No One Cares What We Know: Three Responses to the Irrelevance of Political Communication Research
In “No One Cares What We Know: Three Responses to the Irrelevance of Political Communication Research”, published in Political Communication, Rasmus Kleis Nielsen examines why academics working in the field of political communication research have been largely absent from recent important and high-profile public and policy debates around political-communication related issues like fake news, propaganda, and surprise election results. He suggests the field should rethink how it works and embrace problem-oriented interdisciplinary work in collaboration with both inside and outside partners and engage with contemporary issues.

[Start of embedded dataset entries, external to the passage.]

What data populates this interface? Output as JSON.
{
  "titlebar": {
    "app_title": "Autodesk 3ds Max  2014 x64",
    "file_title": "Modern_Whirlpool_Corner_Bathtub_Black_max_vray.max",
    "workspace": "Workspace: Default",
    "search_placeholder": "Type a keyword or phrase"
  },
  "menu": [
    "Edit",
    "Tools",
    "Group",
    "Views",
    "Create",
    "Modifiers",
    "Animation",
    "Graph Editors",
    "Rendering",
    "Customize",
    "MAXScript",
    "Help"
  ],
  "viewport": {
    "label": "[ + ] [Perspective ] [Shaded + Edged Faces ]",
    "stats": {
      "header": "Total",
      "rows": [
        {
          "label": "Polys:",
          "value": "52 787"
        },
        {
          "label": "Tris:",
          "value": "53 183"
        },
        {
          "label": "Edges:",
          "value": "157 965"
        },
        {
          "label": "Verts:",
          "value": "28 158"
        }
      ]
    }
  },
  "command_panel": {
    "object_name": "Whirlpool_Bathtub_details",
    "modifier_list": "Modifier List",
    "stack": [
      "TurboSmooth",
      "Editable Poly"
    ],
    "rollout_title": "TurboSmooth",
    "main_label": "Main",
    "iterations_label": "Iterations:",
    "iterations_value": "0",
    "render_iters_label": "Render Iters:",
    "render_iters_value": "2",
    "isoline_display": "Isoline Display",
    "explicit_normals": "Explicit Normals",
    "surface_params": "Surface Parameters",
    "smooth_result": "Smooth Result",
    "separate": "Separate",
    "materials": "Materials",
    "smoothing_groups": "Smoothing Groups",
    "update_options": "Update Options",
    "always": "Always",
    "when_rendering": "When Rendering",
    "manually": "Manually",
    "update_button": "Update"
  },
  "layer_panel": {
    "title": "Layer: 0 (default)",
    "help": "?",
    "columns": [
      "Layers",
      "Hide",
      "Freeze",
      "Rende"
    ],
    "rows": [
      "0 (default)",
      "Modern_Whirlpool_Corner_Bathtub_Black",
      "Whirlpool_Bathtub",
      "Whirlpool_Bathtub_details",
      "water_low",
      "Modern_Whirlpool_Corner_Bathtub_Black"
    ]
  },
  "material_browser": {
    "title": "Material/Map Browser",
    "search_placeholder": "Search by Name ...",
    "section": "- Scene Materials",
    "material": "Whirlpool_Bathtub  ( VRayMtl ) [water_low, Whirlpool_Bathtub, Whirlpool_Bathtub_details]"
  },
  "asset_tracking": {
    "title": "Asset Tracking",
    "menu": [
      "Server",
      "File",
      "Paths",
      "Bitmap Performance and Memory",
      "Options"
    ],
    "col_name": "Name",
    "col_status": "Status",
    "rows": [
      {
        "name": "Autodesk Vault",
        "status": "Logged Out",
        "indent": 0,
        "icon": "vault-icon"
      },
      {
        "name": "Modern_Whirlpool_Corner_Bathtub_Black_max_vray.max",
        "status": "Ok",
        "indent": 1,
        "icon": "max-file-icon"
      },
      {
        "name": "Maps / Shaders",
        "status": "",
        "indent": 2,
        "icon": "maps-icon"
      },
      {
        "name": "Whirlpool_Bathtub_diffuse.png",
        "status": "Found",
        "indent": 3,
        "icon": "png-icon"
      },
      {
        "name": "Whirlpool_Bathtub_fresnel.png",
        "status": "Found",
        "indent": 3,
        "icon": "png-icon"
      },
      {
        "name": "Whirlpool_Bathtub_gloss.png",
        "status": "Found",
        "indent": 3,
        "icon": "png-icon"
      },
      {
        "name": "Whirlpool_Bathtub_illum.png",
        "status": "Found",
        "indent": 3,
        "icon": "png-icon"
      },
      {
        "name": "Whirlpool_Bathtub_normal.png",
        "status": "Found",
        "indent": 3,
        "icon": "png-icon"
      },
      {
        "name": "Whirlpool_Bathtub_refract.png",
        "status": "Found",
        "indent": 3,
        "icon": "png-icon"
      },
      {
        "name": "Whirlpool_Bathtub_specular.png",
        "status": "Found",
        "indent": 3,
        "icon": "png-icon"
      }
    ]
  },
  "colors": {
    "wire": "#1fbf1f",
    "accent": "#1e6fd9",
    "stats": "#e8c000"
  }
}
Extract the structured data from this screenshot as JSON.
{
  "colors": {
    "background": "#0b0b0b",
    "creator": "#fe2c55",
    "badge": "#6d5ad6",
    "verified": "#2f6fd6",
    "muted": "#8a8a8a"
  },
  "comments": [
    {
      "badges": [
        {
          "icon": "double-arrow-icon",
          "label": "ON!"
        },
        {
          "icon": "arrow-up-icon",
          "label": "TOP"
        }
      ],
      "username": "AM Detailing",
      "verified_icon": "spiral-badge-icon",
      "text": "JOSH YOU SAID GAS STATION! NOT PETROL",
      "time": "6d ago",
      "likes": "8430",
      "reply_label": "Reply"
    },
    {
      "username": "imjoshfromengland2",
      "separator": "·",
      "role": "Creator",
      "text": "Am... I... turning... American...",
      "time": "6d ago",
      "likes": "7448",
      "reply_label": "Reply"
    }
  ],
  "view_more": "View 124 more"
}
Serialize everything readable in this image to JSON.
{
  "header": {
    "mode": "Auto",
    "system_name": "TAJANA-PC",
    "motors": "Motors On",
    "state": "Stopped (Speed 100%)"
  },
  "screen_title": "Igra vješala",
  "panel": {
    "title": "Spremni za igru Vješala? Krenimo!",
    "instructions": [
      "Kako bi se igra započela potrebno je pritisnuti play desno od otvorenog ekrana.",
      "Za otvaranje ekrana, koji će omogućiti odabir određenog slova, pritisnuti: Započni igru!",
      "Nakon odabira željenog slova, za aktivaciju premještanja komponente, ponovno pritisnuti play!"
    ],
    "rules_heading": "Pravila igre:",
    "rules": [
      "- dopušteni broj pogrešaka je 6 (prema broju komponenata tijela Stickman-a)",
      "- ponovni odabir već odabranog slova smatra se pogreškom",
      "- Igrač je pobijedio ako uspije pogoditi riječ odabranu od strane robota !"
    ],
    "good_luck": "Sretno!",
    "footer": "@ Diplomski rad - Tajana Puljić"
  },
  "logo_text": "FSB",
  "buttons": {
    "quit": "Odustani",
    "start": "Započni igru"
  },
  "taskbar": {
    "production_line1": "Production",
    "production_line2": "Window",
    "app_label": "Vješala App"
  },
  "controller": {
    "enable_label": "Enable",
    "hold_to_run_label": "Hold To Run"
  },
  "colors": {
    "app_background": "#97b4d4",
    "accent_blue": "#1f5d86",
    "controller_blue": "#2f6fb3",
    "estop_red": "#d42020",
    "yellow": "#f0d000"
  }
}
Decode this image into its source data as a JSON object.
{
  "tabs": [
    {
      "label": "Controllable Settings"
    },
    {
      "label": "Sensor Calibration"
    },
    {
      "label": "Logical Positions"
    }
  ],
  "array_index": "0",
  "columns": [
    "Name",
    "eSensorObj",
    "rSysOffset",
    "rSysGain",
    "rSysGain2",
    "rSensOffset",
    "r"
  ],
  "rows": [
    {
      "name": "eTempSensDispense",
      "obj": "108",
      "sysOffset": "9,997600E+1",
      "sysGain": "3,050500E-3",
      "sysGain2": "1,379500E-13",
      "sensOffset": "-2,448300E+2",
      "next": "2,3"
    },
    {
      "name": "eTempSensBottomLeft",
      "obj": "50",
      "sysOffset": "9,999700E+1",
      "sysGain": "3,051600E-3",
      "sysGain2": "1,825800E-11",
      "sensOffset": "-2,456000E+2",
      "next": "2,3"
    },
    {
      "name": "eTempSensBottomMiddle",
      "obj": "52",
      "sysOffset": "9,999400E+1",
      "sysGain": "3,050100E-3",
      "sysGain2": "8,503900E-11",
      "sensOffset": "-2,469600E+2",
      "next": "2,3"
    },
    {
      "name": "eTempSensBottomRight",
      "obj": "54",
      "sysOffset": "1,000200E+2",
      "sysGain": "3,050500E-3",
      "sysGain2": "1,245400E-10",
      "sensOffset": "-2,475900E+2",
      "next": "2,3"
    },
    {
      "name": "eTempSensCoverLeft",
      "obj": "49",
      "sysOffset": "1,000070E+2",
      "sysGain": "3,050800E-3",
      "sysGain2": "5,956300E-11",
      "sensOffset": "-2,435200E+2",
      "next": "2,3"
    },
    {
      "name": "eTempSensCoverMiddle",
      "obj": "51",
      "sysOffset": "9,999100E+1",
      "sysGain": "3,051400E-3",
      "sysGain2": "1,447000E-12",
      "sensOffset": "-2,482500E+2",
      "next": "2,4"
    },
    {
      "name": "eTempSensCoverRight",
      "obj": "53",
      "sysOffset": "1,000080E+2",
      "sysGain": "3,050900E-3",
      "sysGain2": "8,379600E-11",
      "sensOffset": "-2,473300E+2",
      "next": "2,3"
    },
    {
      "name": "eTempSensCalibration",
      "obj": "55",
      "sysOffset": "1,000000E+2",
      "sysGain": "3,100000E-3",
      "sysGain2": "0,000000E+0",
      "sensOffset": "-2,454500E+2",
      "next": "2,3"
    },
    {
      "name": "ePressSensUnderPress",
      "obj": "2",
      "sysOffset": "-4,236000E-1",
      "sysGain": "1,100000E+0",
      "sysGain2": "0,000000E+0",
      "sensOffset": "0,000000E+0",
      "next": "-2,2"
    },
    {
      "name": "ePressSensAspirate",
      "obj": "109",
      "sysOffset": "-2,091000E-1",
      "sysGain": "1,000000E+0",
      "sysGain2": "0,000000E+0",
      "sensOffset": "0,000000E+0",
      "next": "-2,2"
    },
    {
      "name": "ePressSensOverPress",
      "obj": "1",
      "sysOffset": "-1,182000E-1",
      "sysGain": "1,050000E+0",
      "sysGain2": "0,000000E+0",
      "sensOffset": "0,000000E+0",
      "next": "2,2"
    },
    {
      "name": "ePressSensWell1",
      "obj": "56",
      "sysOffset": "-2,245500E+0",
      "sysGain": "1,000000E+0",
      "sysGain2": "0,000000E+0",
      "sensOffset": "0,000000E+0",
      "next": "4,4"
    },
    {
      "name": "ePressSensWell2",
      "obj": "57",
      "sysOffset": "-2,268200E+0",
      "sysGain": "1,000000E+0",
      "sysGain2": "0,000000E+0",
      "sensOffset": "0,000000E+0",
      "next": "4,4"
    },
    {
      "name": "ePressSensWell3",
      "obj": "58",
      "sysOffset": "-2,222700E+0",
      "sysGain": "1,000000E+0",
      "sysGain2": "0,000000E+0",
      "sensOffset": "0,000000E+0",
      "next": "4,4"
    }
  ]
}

The full article is available here and the abstract below.
Abstract
Public discussions around the role of different forms of political communication in influencing various political outcomes in for example the 2016 U.S. Presidential Election and UK EU Referendum suggest that political communications research is largely marginal to these public discussions. We might think we have epistemic authority over our object of analysis, but no one cares what we know. The result is that substantially important public (and policy) discussions of issues at the core of our field are dumber than they could have been, in part due to our absence, an absence that is in turn in part due to the ways in which we as a field do our work. In this essay, I identify some of the external and internal factors that help account for this and suggest that we as a community debate whether we want to do something about our irrelevance and the internal norms and institutions that contribute to it. I offer three possible responses, labelled academic purism, scholarly conservatism, and intellectual pragmatism, and different styles of engagement, and ask whether we should aim to be a more active part of the “rough process” of public discussion, or simply leave it to others and accept that no one cares what we know.